The cost-benefit analysis measurement that has attracted controversy is called the “life-years saved” method. It is supposed to assess the value of the years of life potentially saved by health rules, and under Graham, it has contained an “age adjustment” for the elderly in several cases.
But Graham said that in some other cost-benefit calculations, he has placed a higher value on the lives of older people. In fact, OMB officials said, the cost-benefit analysis behind the Clear Skies initiative also included a measurement that assigned a higher value to the years remaining for those over 65, based on the premise that the relatively few years the elderly had left were worth more.
“The life-year promoted by OMB has been widely used in public health and medicine and is routinely used by the U.S. Food and Drug Administration to evaluate new drugs and medical therapies,” Graham said Tuesday in an e-mail, disputing environmentalists’ contentions that the Bush administration is the first to use similar methods when analyzing new regulations.
“OMB and EPA recognize that the life-years of the elderly are precious,” Graham said. “In recent rules, a value of $172,000 has been assigned to each year of life for those under age 65 compared to $273,000 for each year of life for seniors.”
OMB officials said Tuesday that the cost benefit method that gives less weight to the elderly is not currently being contemplated for any future regulations.
Graham, 46, emerged as an expert in the field of cost-benefit analysis while at Harvard, where he became a tenured professor in decision sciences at 32.
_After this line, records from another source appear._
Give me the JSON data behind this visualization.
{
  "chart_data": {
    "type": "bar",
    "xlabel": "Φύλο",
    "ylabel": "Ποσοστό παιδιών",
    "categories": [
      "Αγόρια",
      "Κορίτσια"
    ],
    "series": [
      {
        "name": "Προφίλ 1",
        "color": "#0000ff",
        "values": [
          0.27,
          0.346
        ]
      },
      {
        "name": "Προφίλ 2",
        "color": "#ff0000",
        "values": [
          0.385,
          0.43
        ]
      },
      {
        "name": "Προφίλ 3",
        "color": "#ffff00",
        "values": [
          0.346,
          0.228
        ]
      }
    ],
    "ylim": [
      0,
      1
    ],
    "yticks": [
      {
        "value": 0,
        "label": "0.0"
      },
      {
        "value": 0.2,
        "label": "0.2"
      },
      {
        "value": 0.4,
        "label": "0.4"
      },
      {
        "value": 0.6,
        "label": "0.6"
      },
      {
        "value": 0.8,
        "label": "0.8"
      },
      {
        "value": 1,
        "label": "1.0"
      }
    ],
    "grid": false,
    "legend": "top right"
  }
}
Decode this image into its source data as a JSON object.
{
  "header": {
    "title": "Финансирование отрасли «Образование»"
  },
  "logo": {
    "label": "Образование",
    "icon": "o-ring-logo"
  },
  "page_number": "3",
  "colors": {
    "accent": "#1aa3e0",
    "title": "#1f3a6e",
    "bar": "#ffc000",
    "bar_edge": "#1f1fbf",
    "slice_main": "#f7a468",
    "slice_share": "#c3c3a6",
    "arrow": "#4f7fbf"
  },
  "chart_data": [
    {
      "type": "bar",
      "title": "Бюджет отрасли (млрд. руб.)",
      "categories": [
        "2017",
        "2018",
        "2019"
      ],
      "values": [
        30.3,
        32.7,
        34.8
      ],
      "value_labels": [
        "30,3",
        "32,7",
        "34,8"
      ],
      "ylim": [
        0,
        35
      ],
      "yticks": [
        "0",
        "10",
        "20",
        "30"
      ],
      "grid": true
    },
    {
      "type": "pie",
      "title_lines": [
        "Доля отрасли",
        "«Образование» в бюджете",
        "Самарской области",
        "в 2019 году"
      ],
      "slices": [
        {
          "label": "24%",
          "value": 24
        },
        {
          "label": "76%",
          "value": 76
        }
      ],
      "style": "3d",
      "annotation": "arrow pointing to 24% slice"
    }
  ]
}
His work has long attracted the anger of environmentalists and consumer groups, which contend that his economic approach to judging health and environmental rules devalues human life.
Many such organizations opposed his nomination to the regulatory post, citing the work of his Harvard Center for Risk Analysis, which courted donations from a wide array of corporations subject to health regulations, including tobacco giant Philip Morris.
On Tuesday, senior activists joined the controversy, with some arguing that Bush was courting political trouble by even appearing to discount the lives of seniors.
“We will not forget this, even if it is rescinded,” said Genevieve Marcus of the Santa Monica environmental group Experimental Cities. “Seniors’ votes will not be discounted 37%.”
At the UCLA hearing, EPA officials largely sat and heard suggestions -- and criticism -- without offering a response.
“We hear you loud and clear,” Wayne Nastri, the EPA’s regional administrator for the West, told the audience.